Verse 9. - She took a pan. Many of the words are difficult because, being the names of ordinary domestic articles, they do not occur in literature. A man may be a good French scholar, and yet find it difficult in France to ask for things in common use. Here the Syriac is probably right in understanding, not a pan, but the delicacy Tamar had been cooking. In ver. 8 the word rendered "flour" is certainly "dough," and is so rendered in the Revised Version. The cakes were a kind of pancake, fitted to tempt the appetite of a sickly person.
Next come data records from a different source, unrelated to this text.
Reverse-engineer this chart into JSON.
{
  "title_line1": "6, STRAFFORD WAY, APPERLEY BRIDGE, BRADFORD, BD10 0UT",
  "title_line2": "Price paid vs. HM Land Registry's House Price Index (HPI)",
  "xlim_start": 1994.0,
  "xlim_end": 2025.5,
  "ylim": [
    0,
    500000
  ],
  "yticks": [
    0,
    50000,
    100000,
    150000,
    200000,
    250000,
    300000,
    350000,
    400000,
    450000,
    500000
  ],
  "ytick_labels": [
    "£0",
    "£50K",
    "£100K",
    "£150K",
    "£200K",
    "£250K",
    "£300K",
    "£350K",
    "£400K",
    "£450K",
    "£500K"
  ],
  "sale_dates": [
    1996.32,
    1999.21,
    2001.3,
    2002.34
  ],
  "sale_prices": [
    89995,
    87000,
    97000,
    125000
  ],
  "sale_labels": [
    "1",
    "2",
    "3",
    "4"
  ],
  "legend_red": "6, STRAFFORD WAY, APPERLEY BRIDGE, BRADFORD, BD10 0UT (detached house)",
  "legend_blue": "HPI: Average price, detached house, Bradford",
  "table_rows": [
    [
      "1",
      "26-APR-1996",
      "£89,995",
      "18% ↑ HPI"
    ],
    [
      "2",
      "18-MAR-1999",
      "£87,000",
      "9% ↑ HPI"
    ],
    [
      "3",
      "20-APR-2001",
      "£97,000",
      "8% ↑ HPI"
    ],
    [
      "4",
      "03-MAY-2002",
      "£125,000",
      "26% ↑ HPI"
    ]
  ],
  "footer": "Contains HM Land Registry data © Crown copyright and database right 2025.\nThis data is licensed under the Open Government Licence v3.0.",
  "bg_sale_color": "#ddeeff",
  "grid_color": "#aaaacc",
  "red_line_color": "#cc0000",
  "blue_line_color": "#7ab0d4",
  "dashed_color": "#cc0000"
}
The picture is a very interesting one: the palace parcelled out into separate dwellings; the king kindly visiting all; the girls on friendly terms with their brothers, yet not allowed to go to their rooms without special permission; and finally Tamar's skill in cookery - an accomplishment by no means despised in an Oriental menage, or thought unworthy of a king's daughter.
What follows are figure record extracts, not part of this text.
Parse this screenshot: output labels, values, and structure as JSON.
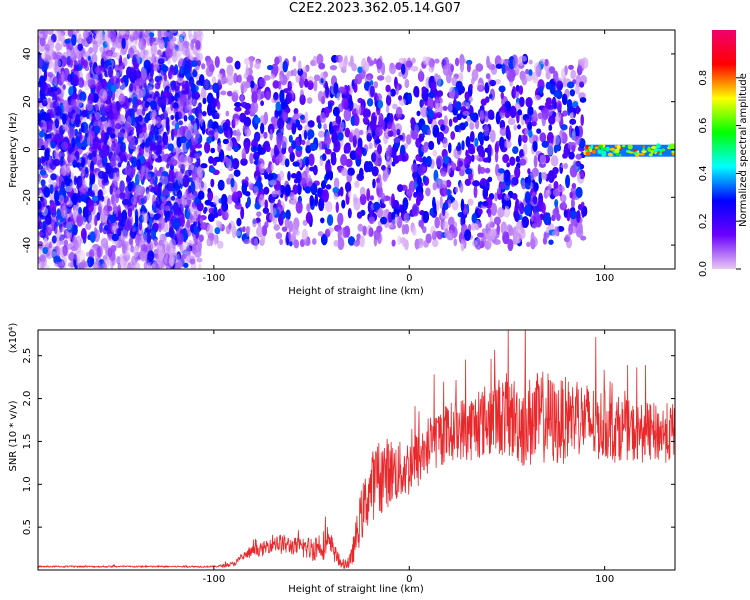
{
  "title": "C2E2.2023.362.05.14.G07",
  "chart_data": [
    {
      "type": "heatmap",
      "xlabel": "Height of straight line (km)",
      "ylabel": "Frequency (Hz)",
      "xlim": [
        -190,
        136
      ],
      "ylim": [
        -50,
        50
      ],
      "x_ticks": [
        -100,
        0,
        100
      ],
      "x_tick_labels": [
        "-100",
        "0",
        "100"
      ],
      "y_ticks": [
        -40,
        -20,
        0,
        20,
        40
      ],
      "y_tick_labels": [
        "-40",
        "-20",
        "0",
        "20",
        "40"
      ],
      "grid": false,
      "colormap": "rainbow",
      "colorbar": {
        "label": "Normalized spectral amplitude",
        "range": [
          0,
          1
        ],
        "ticks": [
          0.0,
          0.2,
          0.4,
          0.6,
          0.8
        ],
        "tick_labels": [
          "0.0",
          "0.2",
          "0.4",
          "0.6",
          "0.8"
        ],
        "stops": [
          "#e9c8f2",
          "#6a00ff",
          "#0000ff",
          "#00ffff",
          "#00ff00",
          "#ffff00",
          "#ff0000",
          "#f0006e"
        ]
      },
      "regions": [
        {
          "x_range": [
            -190,
            -107
          ],
          "freq_range": [
            -50,
            50
          ],
          "typical_amplitude": 0.15
        },
        {
          "x_range": [
            -107,
            90
          ],
          "freq_range": [
            -40,
            38
          ],
          "typical_amplitude": 0.15
        },
        {
          "x_range": [
            90,
            136
          ],
          "freq_range": [
            -3,
            2
          ],
          "typical_amplitude": 0.7
        }
      ]
    },
    {
      "type": "line",
      "xlabel": "Height of straight line (km)",
      "ylabel": "SNR (10 * v/v)",
      "y_multiplier": "(x10⁴)",
      "xlim": [
        -190,
        136
      ],
      "ylim": [
        0,
        2.8
      ],
      "x_ticks": [
        -100,
        0,
        100
      ],
      "x_tick_labels": [
        "-100",
        "0",
        "100"
      ],
      "y_ticks": [
        0.5,
        1.0,
        1.5,
        2.0,
        2.5
      ],
      "y_tick_labels": [
        "0.5",
        "1.0",
        "1.5",
        "2.0",
        "2.5"
      ],
      "grid": false,
      "color": "#e8282b",
      "envelope_x": [
        -190,
        -120,
        -100,
        -95,
        -90,
        -85,
        -80,
        -75,
        -70,
        -65,
        -60,
        -55,
        -50,
        -45,
        -40,
        -35,
        -30,
        -25,
        -20,
        -15,
        -10,
        -5,
        0,
        5,
        10,
        15,
        20,
        25,
        30,
        35,
        40,
        45,
        50,
        55,
        60,
        65,
        70,
        75,
        80,
        85,
        90,
        95,
        100,
        105,
        110,
        115,
        120,
        125,
        130,
        136
      ],
      "envelope_y": [
        0.04,
        0.04,
        0.04,
        0.05,
        0.07,
        0.15,
        0.22,
        0.24,
        0.32,
        0.3,
        0.28,
        0.26,
        0.25,
        0.3,
        0.28,
        0.06,
        0.1,
        0.6,
        0.95,
        1.1,
        1.15,
        1.15,
        1.2,
        1.3,
        1.45,
        1.55,
        1.6,
        1.65,
        1.65,
        1.7,
        1.75,
        1.8,
        1.8,
        1.75,
        1.7,
        1.75,
        1.8,
        1.7,
        1.75,
        1.8,
        1.75,
        1.7,
        1.7,
        1.65,
        1.65,
        1.6,
        1.6,
        1.6,
        1.6,
        1.6
      ],
      "noise_amplitude": [
        0.01,
        0.01,
        0.01,
        0.02,
        0.03,
        0.05,
        0.06,
        0.08,
        0.1,
        0.12,
        0.1,
        0.12,
        0.15,
        0.18,
        0.15,
        0.04,
        0.1,
        0.3,
        0.4,
        0.45,
        0.4,
        0.35,
        0.35,
        0.35,
        0.35,
        0.35,
        0.35,
        0.35,
        0.4,
        0.4,
        0.45,
        0.45,
        0.5,
        0.5,
        0.55,
        0.55,
        0.55,
        0.5,
        0.5,
        0.45,
        0.45,
        0.45,
        0.4,
        0.4,
        0.35,
        0.35,
        0.35,
        0.35,
        0.35,
        0.35
      ]
    }
  ]
}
13:1-20 From henceforward David was followed with one trouble after another. Adultery and murder were David's sins, the like sins among his children were the beginnings of his punishment: he was too indulgent to his children. Thus David might trace the sins of his children to his own misconduct, which must have made the anguish of the chastisement worse. Let no one ever expect good treatment from those who are capable of attempting their seduction; but it is better to suffer the greatest wrong than to commit the least sin.And she took a pan, and poured them out before him,.... Out of the frying pan, in which they were, into another dish; and all this was done in his presence, that he might see and know of what, and in what manner it was made, that his stomach might not recoil at it:

but he refused to eat: for that was not what he wanted:

and Amnon said, have out all men from me; as if company was troublesome to him, and he wanted rest, &c.

and they went out every man from him; at his orders, that he might get some sleep, as he seemed desirous of it.